CUSTOMIZING

CUSTOMIZING
===========

You can customize EC by adding, deleting, or modifying the various actions
available. To do so, it is useful to know a little about how it is put together.

EC is constructed from the following files:

    calculator.py:
        Foundation of the calculator, contains the class definitions used to
        construct the calculator.
    actions.py:
        Contains the definitions of all actions available, including operators,
        functions, numbers, formats, and commands. It should be possible to
        confine any customization to this file.
    ec.py:
        Provides a command line interface for the calculator.

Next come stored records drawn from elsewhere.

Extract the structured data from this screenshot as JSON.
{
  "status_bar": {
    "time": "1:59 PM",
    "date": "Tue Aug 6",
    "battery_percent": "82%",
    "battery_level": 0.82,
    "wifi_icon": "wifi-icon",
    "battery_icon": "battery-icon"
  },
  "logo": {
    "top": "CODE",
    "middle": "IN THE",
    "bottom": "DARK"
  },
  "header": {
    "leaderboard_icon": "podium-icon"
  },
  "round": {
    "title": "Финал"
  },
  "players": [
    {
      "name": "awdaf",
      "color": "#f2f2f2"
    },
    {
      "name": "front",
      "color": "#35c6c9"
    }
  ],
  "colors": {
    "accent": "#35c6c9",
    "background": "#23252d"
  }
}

calculator.py provides a collection of class definitions that are used implement
the various types of available actions. Those classes include:

    Command (matches a key, pops 0, pushes 0)
    Constant (matches a key, pops 0, pushes 1)
    UnaryOp (matches a key, pops 1, pushes 1)
    BinaryOp (matches a key, pops 2, pushes 1)
    BinaryIoOp (matches a key, pops 2, pushes 2)
    Dup (matches a key, peeks 1, pushes 1)
    Number (matches a pattern, pops 0, pushes 1)
    SetFormat (matches a pattern, pops 0, pushes 0)
    Help (matches a pattern, pops 0, pushes 0)
    Store (matches a pattern, peeks 1, pushes 0)
    Recall (matches a pattern, pops 0, pushes 1)
    SetUnits (matches a pattern, pops 1, pushes 1)
    Convert (matches a pattern, pops 1, pushes 1)
    Print (matches a pattern, pops 0, pushes 0)
    Category (not an action, merely a header in the help summary)

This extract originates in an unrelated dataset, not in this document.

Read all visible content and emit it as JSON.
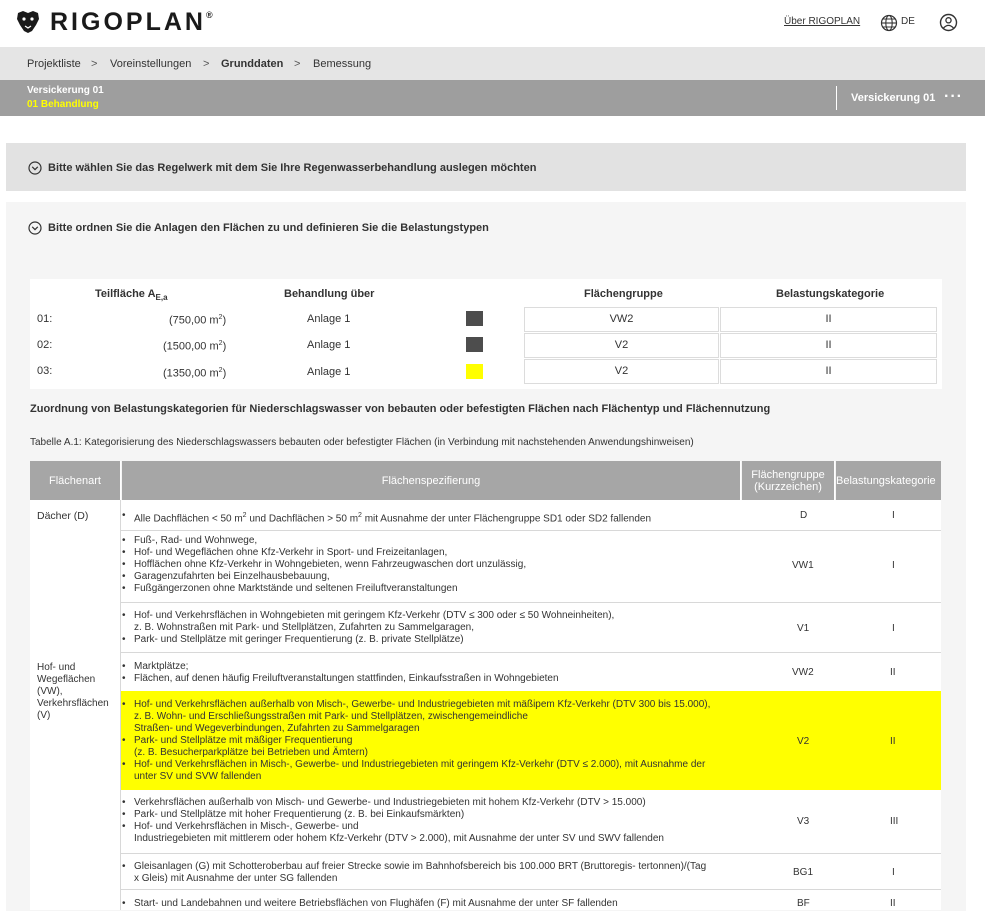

To get more information about each of these classes, open a Python shell, import 
calculator, and apply the help function on the class you are interested in. For 
example to get more information on Command:

    $ python
    >>> from calculator import *
    >>> help(Command)


Adding Actions
--------------

An action is created by instantiating one of these classes.  Generally the
function that implements the desired action is passed into the constructor for
one of these classes along with various parameters that describe the action.

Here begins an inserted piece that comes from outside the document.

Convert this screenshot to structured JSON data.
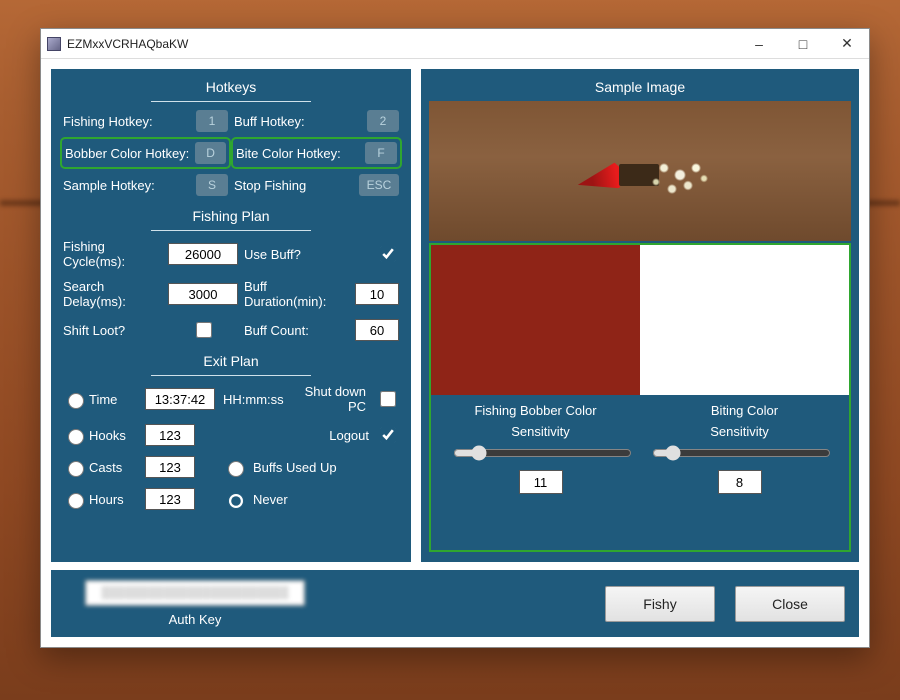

These classes take many of the same arguments when they are instantiated.  
Generally they take either *key* or *pattern*. *key* is used when the action 
would be triggered when the user enters a fixed string. Examples include
functions such as *sin*, operators such as *+*, and commands such as *dup*.
*pattern* is used for actions that are triggered by regular expressions, such
numbers and commands that take arguments, such as *sci* and save or recall. When
*pattern* is specified, *name* must be given. It gives a name for those actions
so that the user can ask for help on them. Other arguments are *description*,
*summary*, and *synopsis*. *description* is a half-line description of the
action that should take the form "label: description". The label should either
be *key* or a abstraction of *pattern*. You can use "%(name)s" within the string
to access attributes within the action, and generally parameters to the constructor
are saved as attributes with the same name. So it is common to use something
like "%(key)s: description ..." as a description. *summary* is a longer
description that is presented to the user when they ask for help. It is also
used to describe the action in the man page. Finally, *synopsis* is a brief
description of the effect on the stack of the action.

In each of these strings (*description*, *summary*, and *synopsis*), you can use 
simple inline macros to do the following:
    #⟪text⟫: set text in italics
    @⟪text⟫: set text in bold
    \verb⟪
        text
    ⟫: set text alone on a line or lines while maintaining line breaks
So, "#⟪x⟫ + #⟪y⟫" will be rendered as "x + y" with *x* and *y* in italics. The 
beginning and end of a type face specifier (#⟪…⟫ or @⟪…⟫) must fall on the same 
line and the specifiers must not be nested.  For the no fill directive (\verb⟪⟫) 
the beginning and end must be alone on their lines. For example, to illustrate 
the computation of one half, you might use:
\verb⟪
    @⟪0⟫: 1 2/
    @⟪500m⟫:
⟫

Simply instantiating one of these classes does not add this action to the 
calculator. To do that, you place the objects created by instantiating these 
classes into a list called 'actionsToUse'. It is imported by ec.py and used to 
initialize the calculator.  Several list of actions suitable for different 
disciplines are collected into lists that can easily be assigned to 
'actionsToUse'. This provides an easy way change the personality of the 
calculator. The following lists are predefined:
    allActions
    engineeringActions
    physicsActions
    chemistryActions
To change the personality, simply assign the desired list to 'actionsToUse'.


Changing Defaults
-----------------

Besides 'actionsToUse', three other variables are imported by ec.py and used
when initializing the calculator:
    actionsToUse: A list of actions to be made available by the calculator.
    predefinedVariables: A dictionary of variables that should be predefined
        each variable consists of a name (a string) and a value (a tuple
        consisting of a number (the value) and a string (the units)).
    defaultFormat: An object of the SetFormat class that specifies the initial
        format the calculator uses.
    defaultDigits: An integer that specifies how many digits should be initially
        used.
In addition, there are several other variables that affect the creation of the
man page:
    documentIntegers: Set this to true if your list of actions includes the
        ability to enter and display integers of various bases. It adds the
        section on integers to the man page.
    documentVerilogIntegers: Set this to true if your list of actions includes
        the ability to enter and display Verilog integers of various bases. It
        chooses the section on integers to be the one that include documentation
        of Verilog integers to the man page.
    documentComplexNumbers: Set this to true if your list of actions includes
        the ability to create and operate on complex numbers. It adds the
        section on complex numbers to the man page.


Adding Unit Conversions
-----------------------

In actions.py you will find a section of code labeled Unit Conversions.  It 
contains a series of instantiations of the QuantiPhy UnitConversion class 
(https://quantiphy.readthedocs.io/en/stable/api.html#quantiphy.UnitConversion).

You can add your own unit converters simply by adding more instantiations of 
UnitConversion.  It takes three to four argumentsarguments: the list of the 
to-units, the list of the from-units, and the slope and the intercept.  The 
intercept is optional and is used for affine conversion (like temperature 
conversions).